The median age in the city was 44.7 years. 18.8% of residents were under the age of 18; 7.8% were between the ages of 18 and 24; 23.8% were from 25 to 44; 28.9% were from 45 to 64; and 20.7% were 65 years of age or older. The gender makeup of the city was 46.7% male and 53.3% female.

===2000 census===
As of the census of 2000, there were 6,660 people, 3,058 households, and 1,923 families in the city. The population density was 736.7/sqmi (284.5/km^{2}). There were 3,283 housing units at an average density of 363.2/sqmi (140.2/km^{2}). The racial makeup of the city was 96.01% White, 2.10% African American, 0.11% Native American, 0.42% Asian, 0.12% from other races, and 1.25% from two or more races. Hispanic or Latino of any race were 0.48% of the population.

There were 3,058 households, out of which 25.2% had children under the age of 18 living with them, 47.9% were married couples living together, 11.4% had a female householder with no husband present, and 37.1% were non-families. 32.7% of all households were made up of individuals, and 14.0% had someone living alone who was 65 years of age or older.

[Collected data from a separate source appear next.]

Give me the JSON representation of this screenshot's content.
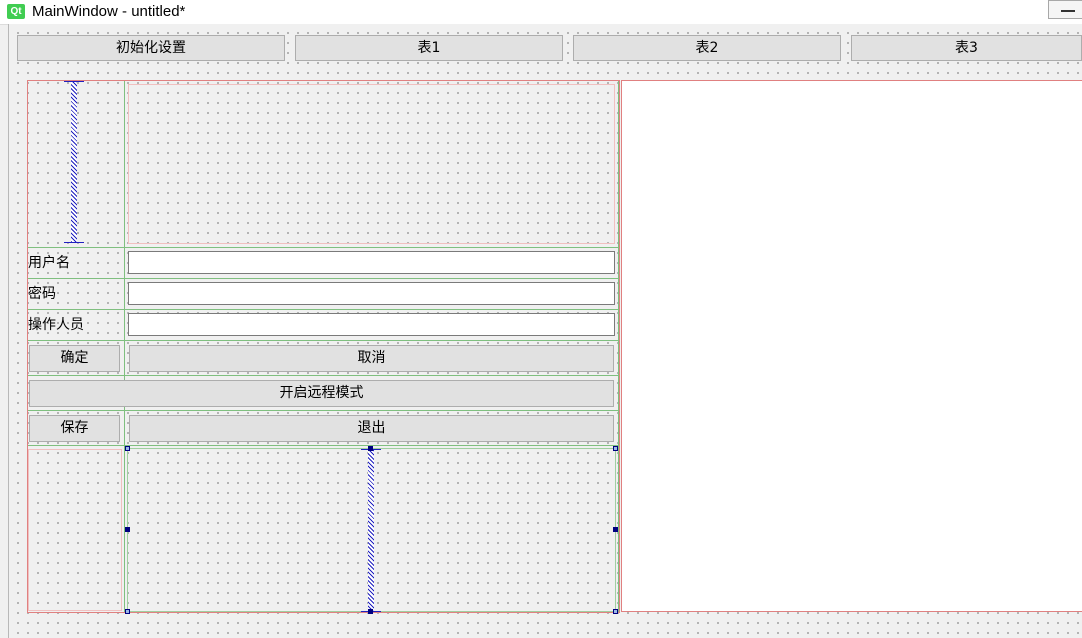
{
  "window": {
    "logo_text": "Qt",
    "title": "MainWindow - untitled*"
  },
  "top_buttons": {
    "init_settings": "初始化设置",
    "table1": "表1",
    "table2": "表2",
    "table3": "表3"
  },
  "form": {
    "username_label": "用户名",
    "username_value": "",
    "password_label": "密码",
    "password_value": "",
    "operator_label": "操作人员",
    "operator_value": "",
    "confirm": "确定",
    "cancel": "取消",
    "remote_mode": "开启远程模式",
    "save": "保存",
    "exit": "退出"
  },
  "colors": {
    "layout_red": "#e08080",
    "layout_green": "#7fbf7f",
    "spacer_blue": "#2020c0",
    "qt_green": "#41cd52"
  }
}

The average household size was 2.18 and the average family size was 2.73.

In the city, the population was spread out, with 20.9% under the age of 18, 8.3% from 18 to 24, 26.4% from 25 to 44, 26.0% from 45 to 64, and 18.4% who were 65 years of age or older. The median age was 41 years. For every 100 females, there were 84.1 males. For every 100 females age 18 and over, there were 80.1 males.

The median income for a household in the city was $29,603, and the median income for a family was $36,401. Males had a median income of $31,743 versus $21,789 for females. The per capita income for the city was $18,195. About 12.1% of families and 15.2% of the population were below the poverty line, including 26.7% of those under age 18 and 7.6% of those age 65 or over.
==Education==
Belpre City School District operates one elementary school and one high school.

Belpre has a public library, a branch of the Washington County Public Library.